April 27, 2026 10:54 AM

Investing.com -- Gulf Cooperation Council (GCC) economies are facing their steepest downturn since the pandemic, as the U.S.-Israel conflict with Iran disrupts energy markets and regional stability, according to a Reuters poll.


According to a Reuters report the conflict has triggered a supply shock in global energy markets, sending oil prices soaring. But unlike past oil spikes that benefited the Gulf, infrastructure damage and the near closure of the Strait of Hormuz—a vital route for a fifth of global energy—have severely hampered production and exports.



Economists have sharply cut 2026 growth forecasts: Qatar, Kuwait, and Bahrain are now expected to contract by 6.0%, 4.4%, and 2.9%, reversing previous growth projections. The UAE is forecast to stagnate, down from earlier expectations of 5% growth.


Saudi Arabia and Oman are expected to fare slightly better, with projected growth of 2.6% and 2.2%, though these figures are still well below earlier estimates, according to a Reuters report.

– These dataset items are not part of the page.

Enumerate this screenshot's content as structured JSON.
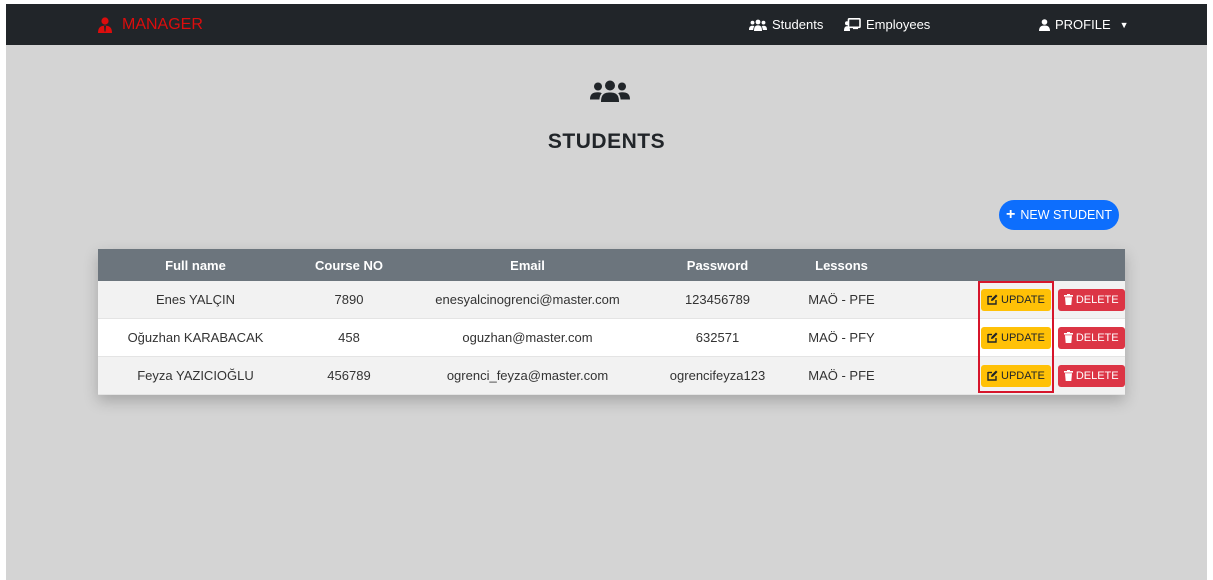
{
  "navbar": {
    "brand": "MANAGER",
    "links": [
      {
        "label": "Students",
        "icon": "users-icon"
      },
      {
        "label": "Employees",
        "icon": "chalkboard-teacher-icon"
      }
    ],
    "profile": "PROFILE"
  },
  "page": {
    "title": "STUDENTS",
    "new_button": "NEW STUDENT"
  },
  "table": {
    "columns": [
      "Full name",
      "Course NO",
      "Email",
      "Password",
      "Lessons",
      ""
    ],
    "rows": [
      {
        "name": "Enes YALÇIN",
        "course_no": "7890",
        "email": "enesyalcinogrenci@master.com",
        "password": "123456789",
        "lessons": "MAÖ - PFE"
      },
      {
        "name": "Oğuzhan KARABACAK",
        "course_no": "458",
        "email": "oguzhan@master.com",
        "password": "632571",
        "lessons": "MAÖ - PFY"
      },
      {
        "name": "Feyza YAZICIOĞLU",
        "course_no": "456789",
        "email": "ogrenci_feyza@master.com",
        "password": "ogrencifeyza123",
        "lessons": "MAÖ - PFE"
      }
    ],
    "update_label": "UPDATE",
    "delete_label": "DELETE"
  },
  "colors": {
    "navbar": "#212529",
    "brand": "#dc0d0d",
    "primary": "#0d6efd",
    "warning": "#ffc107",
    "danger": "#dc3545",
    "table_header": "#6c757d",
    "highlight": "#d6152b"
  }
}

Analysts in the Reuters report warn that the economic damage will persist, with energy infrastructure rebuilding and supply chains not fully restored until late 2026. Key non-oil sectors, such as tourism and retail, are also expected to be hit hard.


If the conflict ends soon, economists expect a strong rebound in 2027. Qatar, the UAE, and Kuwait could grow by 7.8%, 5.4%, and 5.0%, lifted by recovering energy output and public investment.

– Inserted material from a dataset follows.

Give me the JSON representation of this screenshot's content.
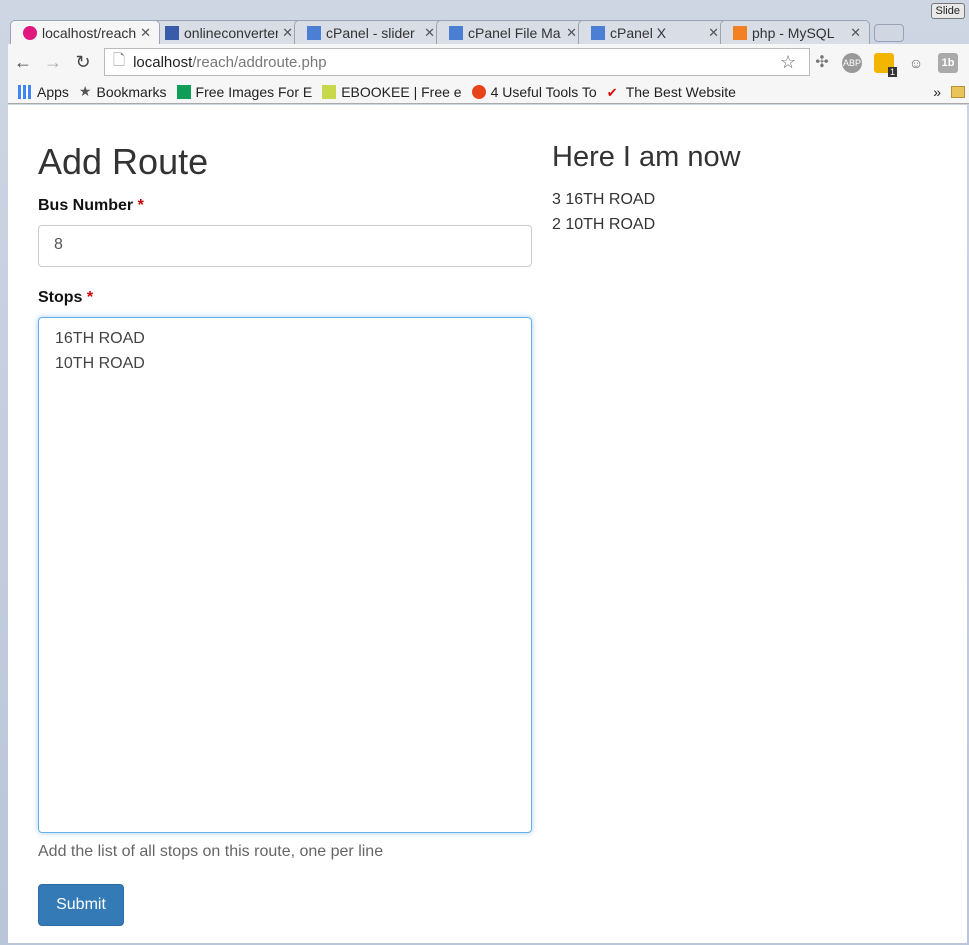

Inflation is set to rise across the region due to high oil prices, with Bahrain’s 2026 forecast at 2.4% and other GCC countries also facing higher costs.


Overall, while the GCC economies face a sharp and uneven downturn in the short term, a recovery remains likely in the medium term, contingent on the resolution of the ongoing conflict and restoration of energy infrastructure.